SEBI will address challenges related to egr for effective benchmark for gold price discovery

SEBI will examine the issues due to which Electronic Gold Receipts (EGR) are not becoming an effective and acceptable benchmark for gold price discovery in India. This initiative is part of SEBI’s broader strategy to strengthen the commodities market ecosystem and increase participation in different commodities segments.

What is the meaning of Electronic Gold Receipt?

Electronic Gold Receipt i.e. EGR is a digital instrument, which represents physical gold. Its trading takes place in stock exchanges. It has been designed to create a transparent and efficient national spot market. Through this, investors can trade in gold in demat form. It is regulated by SEBI.

Obstacles in the path of acceptance of EGR will be removed

SEBI EGR Chairman Tuhin Kant Pandey said that the regulator is analyzing the structural, operational and regulatory challenges that are hindering the acceptance of EGR. One of the issues that are being considered in this regard is the impact of GST related issues. Market participants believe that this could stand in the way of liquidity and wider acceptance. Resolving these issues is necessary for EGR to play a larger role in gold price discovery in India.

EGR was recognized as securities in 2021

Pandey said these things in a program of Commodity Participants Associations of India (CPAI). The government laid the legal foundation for this framework by recognizing EGR as securities in December 2021. After this, SEBI started the gold exchange ecosystem through a circular issued on January 10, 2022. It includes a comprehensive framework including vaulting standards, EGR creation and redemption, role of intermediaries and risk management norms.

Expansion of commodities market is SEBI’s priority.

Despite this, activity in the market has been limited, due to which the regulator is again considering practical issues affecting participation and liquidity.

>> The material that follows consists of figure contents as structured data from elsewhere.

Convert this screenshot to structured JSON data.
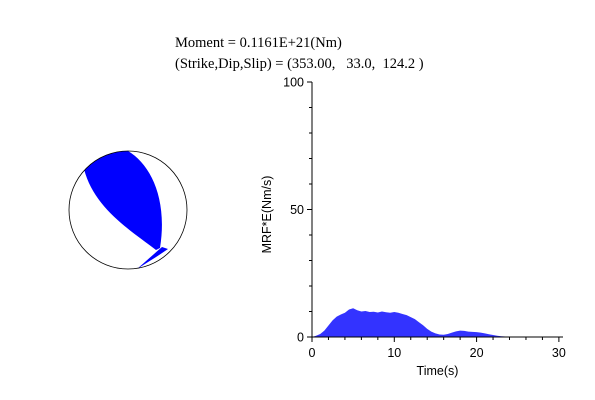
{
  "header": {
    "moment_line": "Moment = 0.1161E+21(Nm)",
    "mechanism_line": "(Strike,Dip,Slip) = (353.00,   33.0,  124.2 )"
  },
  "colors": {
    "beachball_fill": "#0000ff",
    "area_fill": "#3333ff",
    "outline": "#000000"
  },
  "beachball": {
    "strike": 353.0,
    "dip": 33.0,
    "slip": 124.2
  },
  "chart_data": {
    "type": "area",
    "xlabel": "Time(s)",
    "ylabel": "MRF*E(Nm/s)",
    "xlim": [
      0,
      30.5
    ],
    "ylim": [
      0,
      100
    ],
    "xticks": [
      0,
      10,
      20,
      30
    ],
    "yticks": [
      0,
      50,
      100
    ],
    "grid": false,
    "series": [
      {
        "x": [
          0,
          0.5,
          1,
          1.5,
          2,
          2.5,
          3,
          3.5,
          4,
          4.5,
          5,
          5.5,
          6,
          6.5,
          7,
          7.5,
          8,
          8.5,
          9,
          9.5,
          10,
          10.5,
          11,
          11.5,
          12,
          12.5,
          13,
          13.5,
          14,
          14.5,
          15,
          15.5,
          16,
          16.5,
          17,
          17.5,
          18,
          18.5,
          19,
          19.5,
          20,
          20.5,
          21,
          21.5,
          22,
          22.5,
          23,
          23.5,
          24,
          25,
          26,
          27,
          28,
          29,
          30
        ],
        "y": [
          0,
          0.5,
          1.2,
          2.5,
          4.5,
          6.5,
          8.0,
          8.8,
          9.5,
          10.8,
          11.3,
          10.5,
          10.0,
          10.2,
          9.8,
          9.9,
          9.6,
          10.0,
          9.7,
          9.5,
          9.8,
          9.5,
          9.0,
          8.6,
          7.8,
          7.0,
          5.8,
          4.6,
          3.2,
          2.1,
          1.4,
          1.0,
          0.9,
          1.2,
          1.7,
          2.2,
          2.5,
          2.4,
          2.1,
          2.0,
          1.9,
          1.7,
          1.4,
          1.1,
          0.8,
          0.5,
          0.3,
          0.2,
          0.1,
          0.05,
          0.03,
          0.02,
          0.01,
          0,
          0
        ]
      }
    ]
  }
}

Pandey also said that expansion of the commodities market is among the top priorities of the regulator. SEBI has formed two working groups to consider the old issues. The first group focuses on the challenges that exchanges, brokers and other participants face.

Steps will be taken to deepen the commodity derivatives market

The second group of SEBI is considering the concerns which have been expressed by Farmer-Producer Organizations (FPOs). Both working groups can offer data-based measures in their suggestions. These may include easing of restrictions on agricultural derivatives. SEBI is also talking to stakeholders. In July this year, SEBI had held talks with exchanges, clearing corporations, brokers, FPOs, domain experts and industry associations. Its objective was to set a policy and identify steps that would be necessary to deepen the commodity derivatives markets.